On ne peut apprécier pleinement cet ouvrage sans le poser dans sa perspective historique. Car le monde décrit ici, dont les personnages principaux et leurs préoccupations appartiennent tous à l'intelligentsia de l'époque, a ceci de particulier : il est voué à une disparition prochaine. Une dizaine d'années à peine après la parution de ce livre, il ne restera plus rien de l'empire austro-hongrois.
Il ne s'agit donc pas ici d'une analyse "a posteriori", mais bien de ce moment étrange, comme suspendu au-dessus du gouffre où un ordre des choses périmé mais qui veut l'ignorer fait, si l'on peut dire, des projets d'avenir.

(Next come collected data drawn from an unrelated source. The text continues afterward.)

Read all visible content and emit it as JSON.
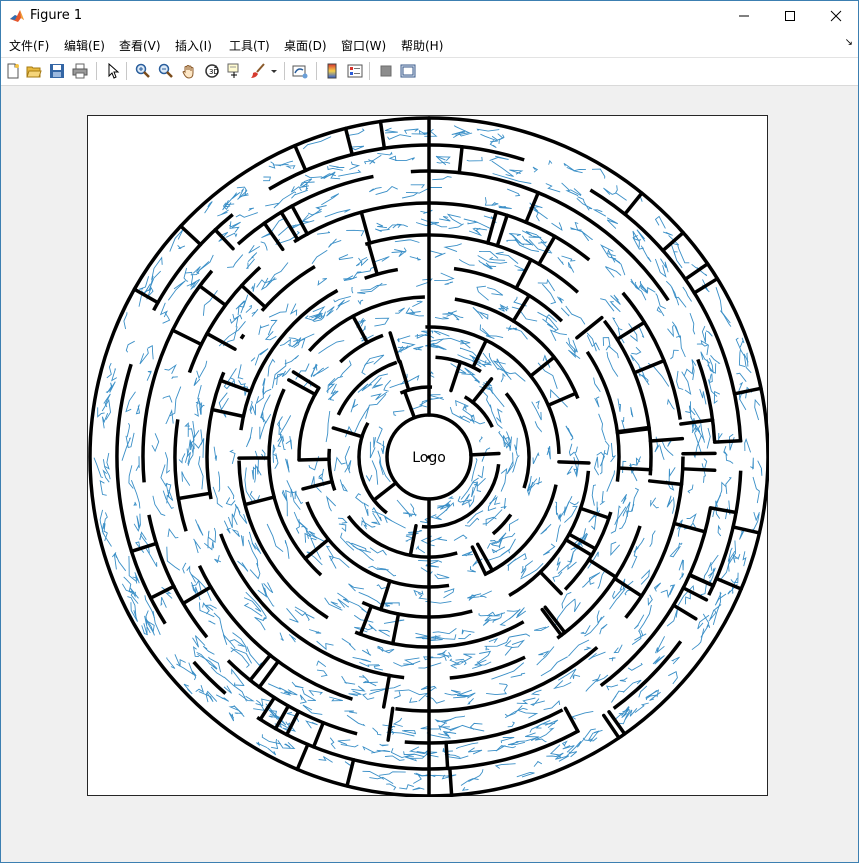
{
  "window": {
    "title": "Figure 1",
    "app_icon": "matlab-icon"
  },
  "menubar": {
    "items": [
      {
        "label": "文件(F)"
      },
      {
        "label": "编辑(E)"
      },
      {
        "label": "查看(V)"
      },
      {
        "label": "插入(I)"
      },
      {
        "label": "工具(T)"
      },
      {
        "label": "桌面(D)"
      },
      {
        "label": "窗口(W)"
      },
      {
        "label": "帮助(H)"
      }
    ]
  },
  "toolbar": {
    "buttons": [
      "new-figure-icon",
      "open-file-icon",
      "save-icon",
      "print-icon",
      "select-arrow-icon",
      "zoom-in-icon",
      "zoom-out-icon",
      "pan-hand-icon",
      "rotate-3d-icon",
      "data-cursor-icon",
      "brush-icon",
      "link-plot-icon",
      "colorbar-icon",
      "legend-icon",
      "hide-plot-tools-icon",
      "show-plot-tools-icon"
    ]
  },
  "figure": {
    "center_label": "Logo",
    "colors": {
      "wall": "#000000",
      "path": "#3a8fc7",
      "axes_border": "#262626"
    }
  }
}
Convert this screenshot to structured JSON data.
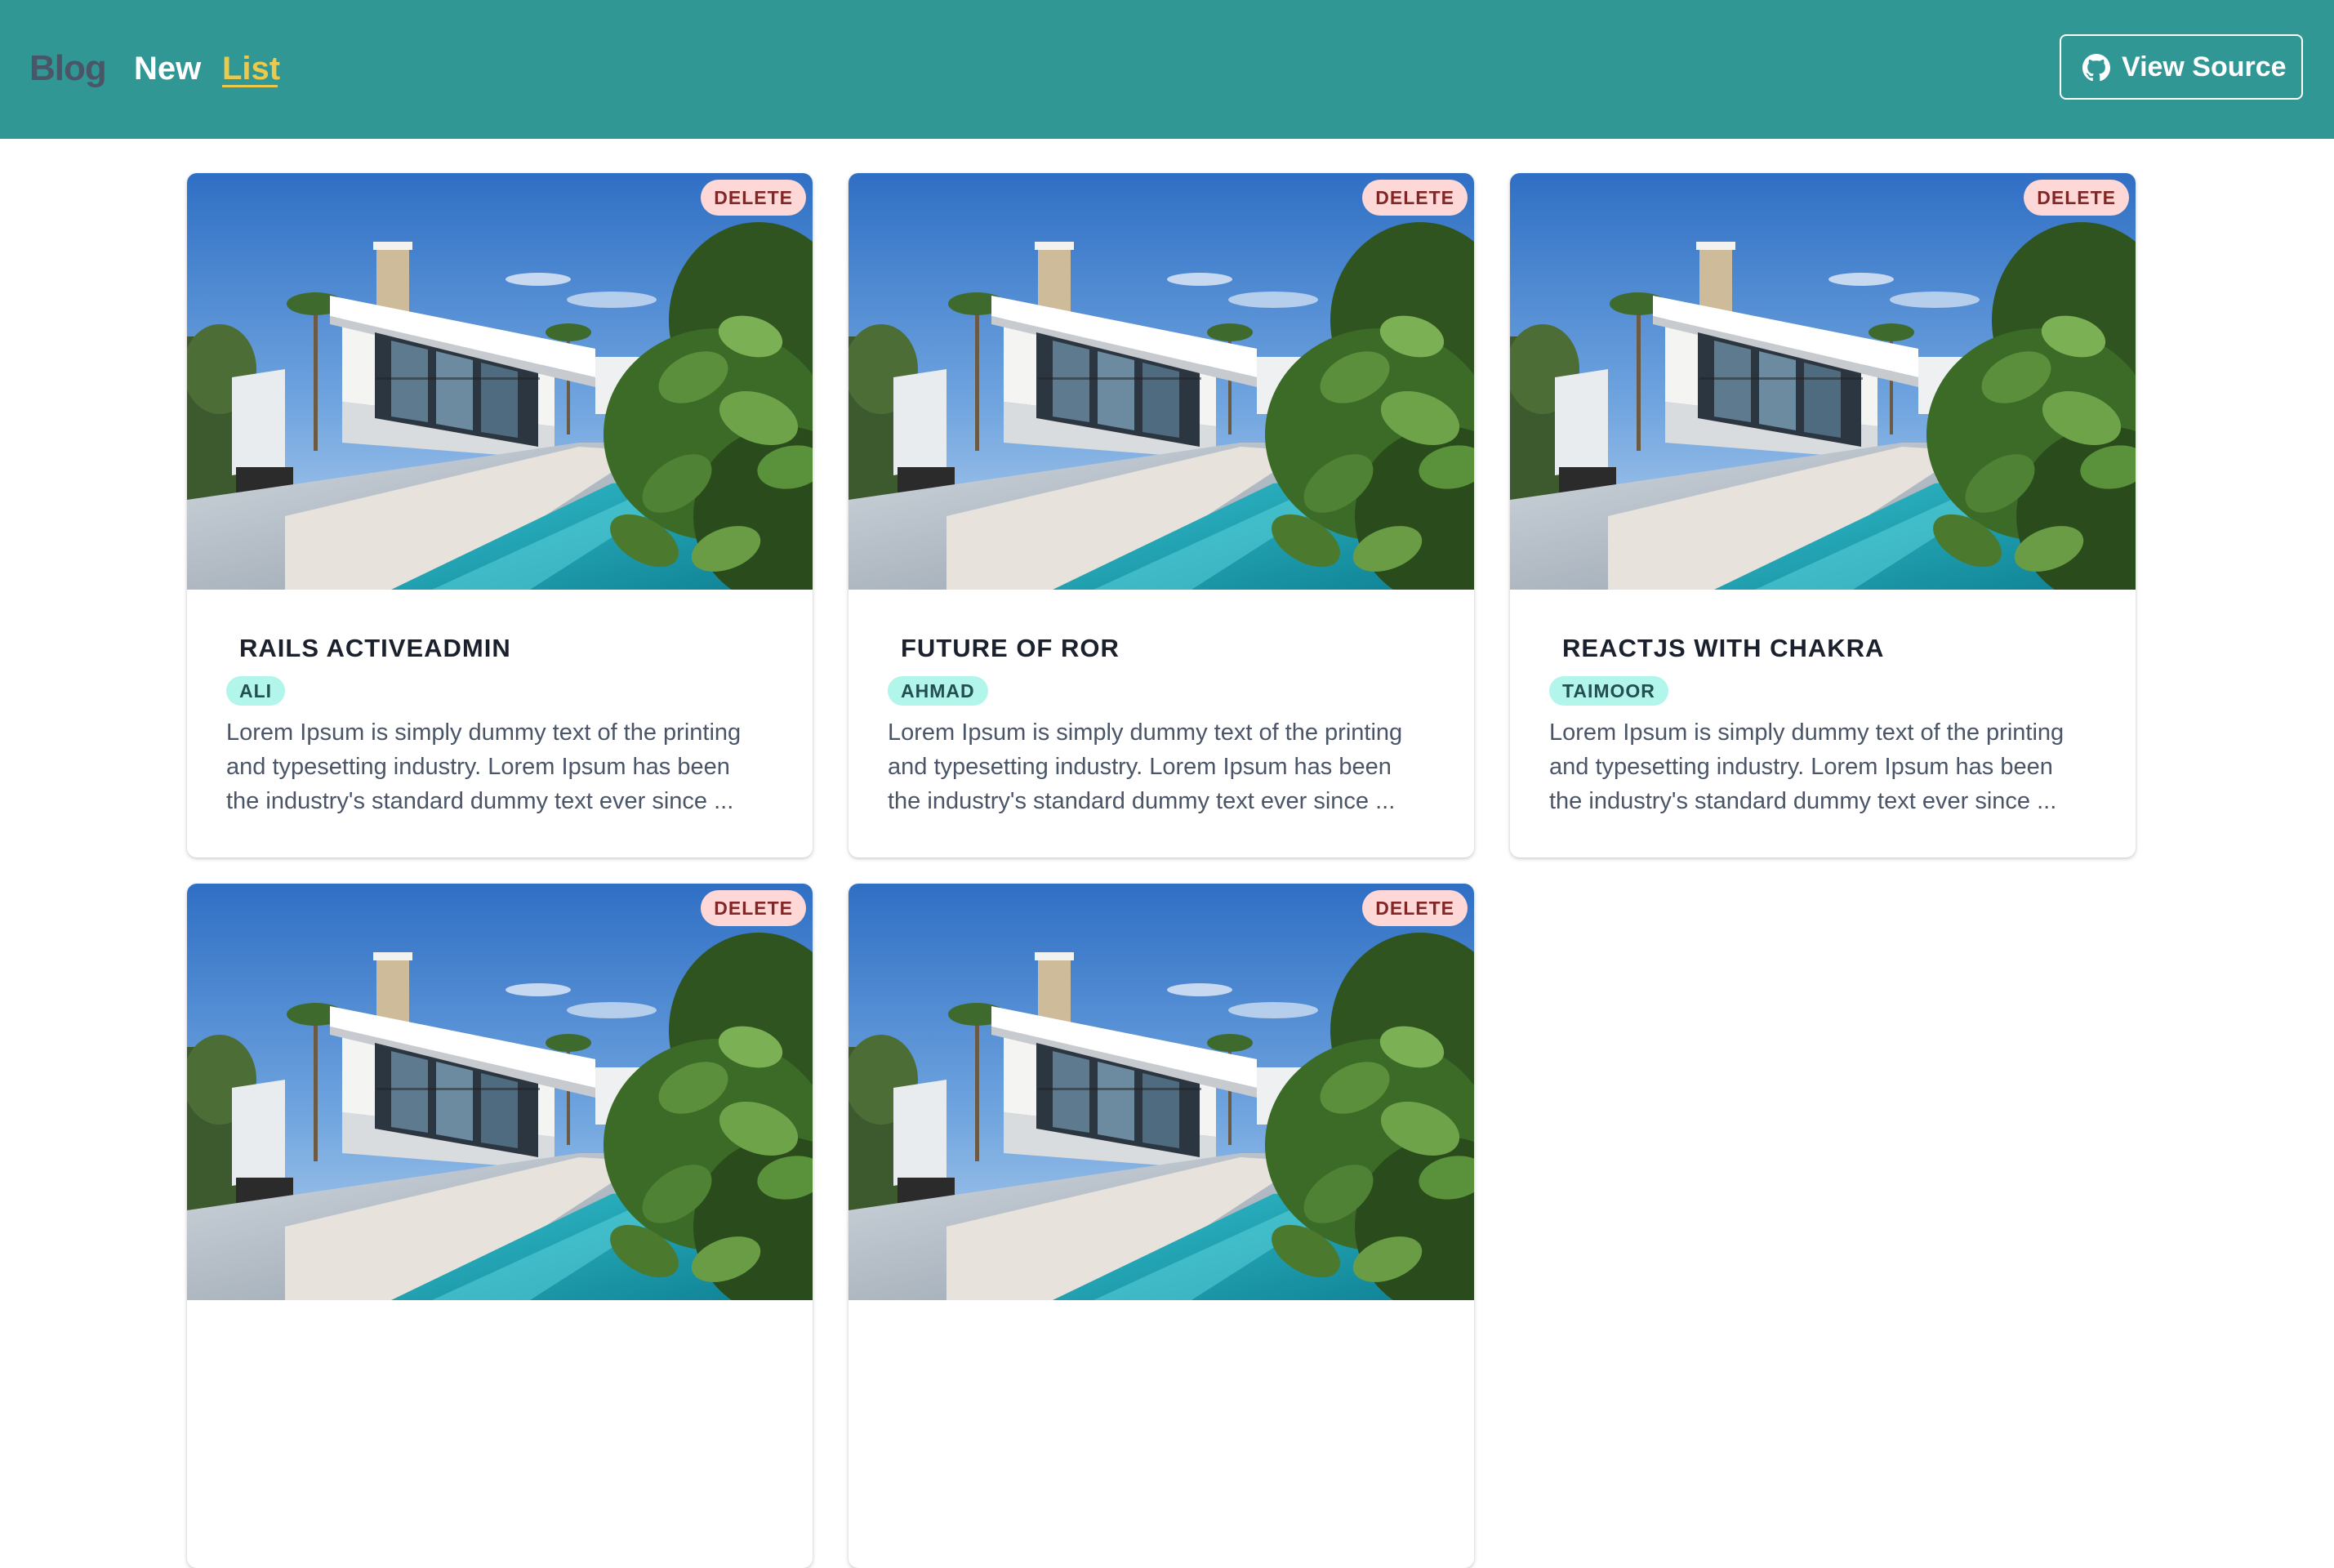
{
  "header": {
    "brand": "Blog",
    "nav": {
      "new_label": "New",
      "list_label": "List"
    },
    "view_source_label": "View Source",
    "colors": {
      "background": "#319795",
      "active_link": "#ecc94b",
      "brand": "#4a5568"
    }
  },
  "cards": [
    {
      "title": "RAILS ACTIVEADMIN",
      "author": "ALI",
      "delete_label": "DELETE",
      "excerpt_lines": [
        "Lorem Ipsum is simply dummy text of the printing",
        "and typesetting industry. Lorem Ipsum has been",
        "the industry's standard dummy text ever since ..."
      ]
    },
    {
      "title": "FUTURE OF ROR",
      "author": "AHMAD",
      "delete_label": "DELETE",
      "excerpt_lines": [
        "Lorem Ipsum is simply dummy text of the printing",
        "and typesetting industry. Lorem Ipsum has been",
        "the industry's standard dummy text ever since ..."
      ]
    },
    {
      "title": "REACTJS WITH CHAKRA",
      "author": "TAIMOOR",
      "delete_label": "DELETE",
      "excerpt_lines": [
        "Lorem Ipsum is simply dummy text of the printing",
        "and typesetting industry. Lorem Ipsum has been",
        "the industry's standard dummy text ever since ..."
      ]
    },
    {
      "delete_label": "DELETE"
    },
    {
      "delete_label": "DELETE"
    }
  ],
  "icons": {
    "view_source": "github-icon",
    "card_image": "house-pool-photo"
  },
  "colors": {
    "delete_badge_bg": "#fed7d7",
    "delete_badge_text": "#822727",
    "author_badge_bg": "#b2f5ea",
    "author_badge_text": "#234e52"
  }
}
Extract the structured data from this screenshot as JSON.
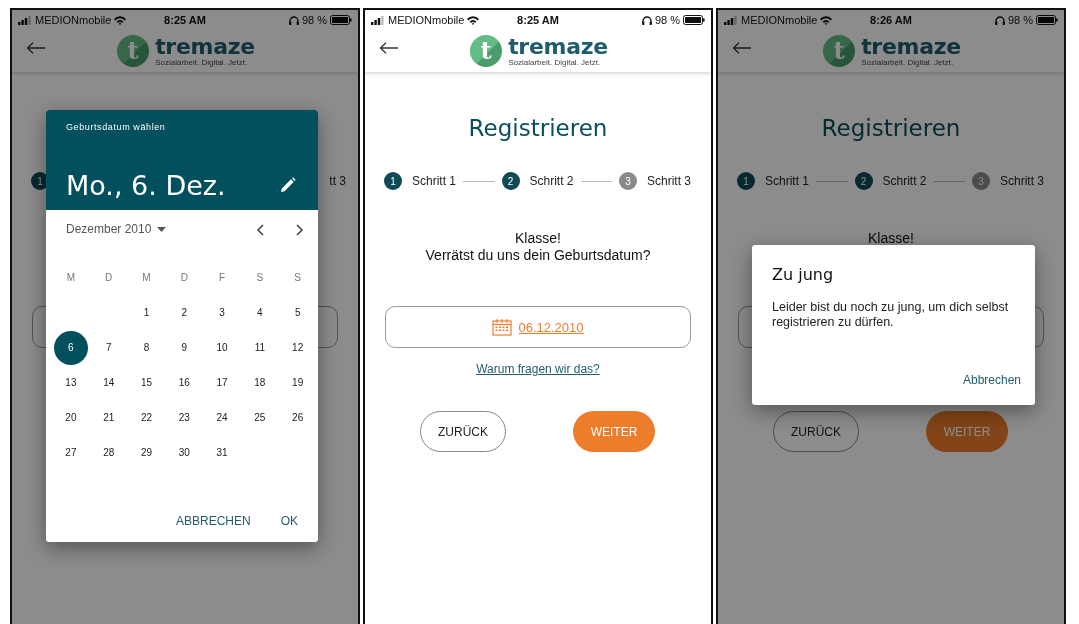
{
  "screens": [
    {
      "status_bar": {
        "carrier": "MEDIONmobile",
        "time": "8:25 AM",
        "battery": "98 %"
      },
      "header": {
        "logo_letter": "t",
        "brand": "tremaze",
        "tagline": "Sozialarbeit. Digital. Jetzt."
      },
      "dimmed": true,
      "page": {
        "steps": [
          {
            "number": "1",
            "active": true
          }
        ],
        "step_tail": "tt 3",
        "field": {
          "kind": "date"
        }
      },
      "dialog": {
        "kind": "datepicker",
        "label": "Geburtsdatum wählen",
        "date": "Mo., 6. Dez.",
        "month": "Dezember 2010",
        "weekdays": [
          "M",
          "D",
          "M",
          "D",
          "F",
          "S",
          "S"
        ],
        "weeks": [
          [
            {
              "day": "1",
              "selected": false
            },
            {
              "day": "2",
              "selected": false
            },
            {
              "day": "3",
              "selected": false
            },
            {
              "day": "4",
              "selected": false
            },
            {
              "day": "5",
              "selected": false
            }
          ],
          [
            {
              "day": "6",
              "selected": true
            },
            {
              "day": "7",
              "selected": false
            },
            {
              "day": "8",
              "selected": false
            },
            {
              "day": "9",
              "selected": false
            },
            {
              "day": "10",
              "selected": false
            },
            {
              "day": "11",
              "selected": false
            },
            {
              "day": "12",
              "selected": false
            }
          ],
          [
            {
              "day": "13",
              "selected": false
            },
            {
              "day": "14",
              "selected": false
            },
            {
              "day": "15",
              "selected": false
            },
            {
              "day": "16",
              "selected": false
            },
            {
              "day": "17",
              "selected": false
            },
            {
              "day": "18",
              "selected": false
            },
            {
              "day": "19",
              "selected": false
            }
          ],
          [
            {
              "day": "20",
              "selected": false
            },
            {
              "day": "21",
              "selected": false
            },
            {
              "day": "22",
              "selected": false
            },
            {
              "day": "23",
              "selected": false
            },
            {
              "day": "24",
              "selected": false
            },
            {
              "day": "25",
              "selected": false
            },
            {
              "day": "26",
              "selected": false
            }
          ],
          [
            {
              "day": "27",
              "selected": false
            },
            {
              "day": "28",
              "selected": false
            },
            {
              "day": "29",
              "selected": false
            },
            {
              "day": "30",
              "selected": false
            },
            {
              "day": "31",
              "selected": false
            }
          ]
        ],
        "actions": [
          "ABBRECHEN",
          "OK"
        ]
      }
    },
    {
      "status_bar": {
        "carrier": "MEDIONmobile",
        "time": "8:25 AM",
        "battery": "98 %"
      },
      "header": {
        "logo_letter": "t",
        "brand": "tremaze",
        "tagline": "Sozialarbeit. Digital. Jetzt."
      },
      "dimmed": false,
      "page": {
        "title": "Registrieren",
        "steps": [
          {
            "number": "1",
            "label": "Schritt 1",
            "active": true
          },
          {
            "number": "2",
            "label": "Schritt 2",
            "active": true
          },
          {
            "number": "3",
            "label": "Schritt 3",
            "active": false
          }
        ],
        "question": [
          "Klasse!",
          "Verrätst du uns dein Geburtsdatum?"
        ],
        "field": {
          "kind": "date",
          "value": "06.12.2010"
        },
        "link": "Warum fragen wir das?",
        "buttons": [
          {
            "label": "ZURÜCK",
            "kind": "outline"
          },
          {
            "label": "WEITER",
            "kind": "primary"
          }
        ]
      }
    },
    {
      "status_bar": {
        "carrier": "MEDIONmobile",
        "time": "8:26 AM",
        "battery": "98 %"
      },
      "header": {
        "logo_letter": "t",
        "brand": "tremaze",
        "tagline": "Sozialarbeit. Digital. Jetzt."
      },
      "dimmed": true,
      "page": {
        "title": "Registrieren",
        "steps": [
          {
            "number": "1",
            "label": "Schritt 1",
            "active": true
          },
          {
            "number": "2",
            "label": "Schritt 2",
            "active": true
          },
          {
            "number": "3",
            "label": "Schritt 3",
            "active": false
          }
        ],
        "question": [
          "Klasse!"
        ],
        "field": {
          "kind": "date"
        },
        "buttons": [
          {
            "label": "ZURÜCK",
            "kind": "outline"
          },
          {
            "label": "WEITER",
            "kind": "primary"
          }
        ]
      },
      "dialog": {
        "kind": "alert",
        "title": "Zu jung",
        "message": "Leider bist du noch zu jung, um dich selbst registrieren zu dürfen.",
        "action": "Abbrechen"
      }
    }
  ]
}
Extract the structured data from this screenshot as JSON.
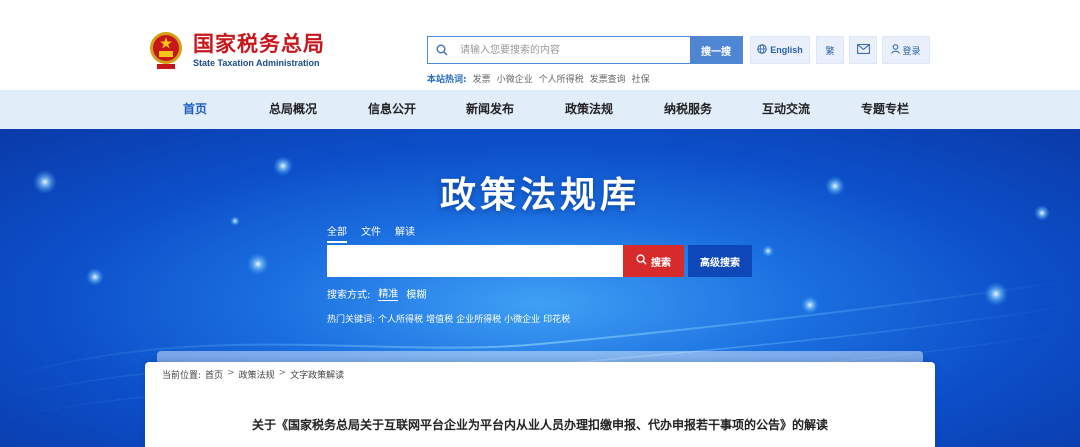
{
  "header": {
    "logo_cn": "国家税务总局",
    "logo_en": "State Taxation Administration",
    "search_placeholder": "请输入您要搜索的内容",
    "search_button": "搜一搜",
    "hot_label": "本站热词:",
    "hot_words": [
      "发票",
      "小微企业",
      "个人所得税",
      "发票查询",
      "社保"
    ],
    "english_label": "English",
    "traditional_label": "繁",
    "login_label": "登录"
  },
  "nav": {
    "items": [
      "首页",
      "总局概况",
      "信息公开",
      "新闻发布",
      "政策法规",
      "纳税服务",
      "互动交流",
      "专题专栏"
    ]
  },
  "banner": {
    "title": "政策法规库",
    "tabs": [
      "全部",
      "文件",
      "解读"
    ],
    "search_button": "搜索",
    "advanced_button": "高级搜索",
    "mode_label": "搜索方式:",
    "mode_options": [
      "精准",
      "模糊"
    ],
    "hot_keywords_label": "热门关键词:",
    "hot_keywords": [
      "个人所得税",
      "增值税",
      "企业所得税",
      "小微企业",
      "印花税"
    ]
  },
  "content": {
    "breadcrumb": [
      "当前位置:",
      "首页",
      "政策法规",
      "文字政策解读"
    ],
    "breadcrumb_sep": ">",
    "article_title": "关于《国家税务总局关于互联网平台企业为平台内从业人员办理扣缴申报、代办申报若干事项的公告》的解读"
  },
  "colors": {
    "brand_red": "#c8161d",
    "accent_blue": "#4f86d3",
    "nav_bg": "#e2edfa",
    "search_red": "#d72a2a"
  }
}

On ne peut pourtant reprocher aux "héros" de ce roman d'être démunis d'une certaine profondeur et même d'une certaine acuité du regard qu'ils posent sur leur époque; toute l'ironie réside en ce qu'ils ne regardent visiblement pas au bon endroit, trop préoccupés par la "gestion" de leurs pathos individuels. Il est possible de reconnaitre ici une certaine constante caractérisant un monde qui se défait et ce, plus précisément encore, dans cette catégorie particulière qu'est l'intelligentsia : elle ne peut littéralement pas envisager que ses structures idéologiques n'aient plus cours et que son mode de pensée soit finalement périmé.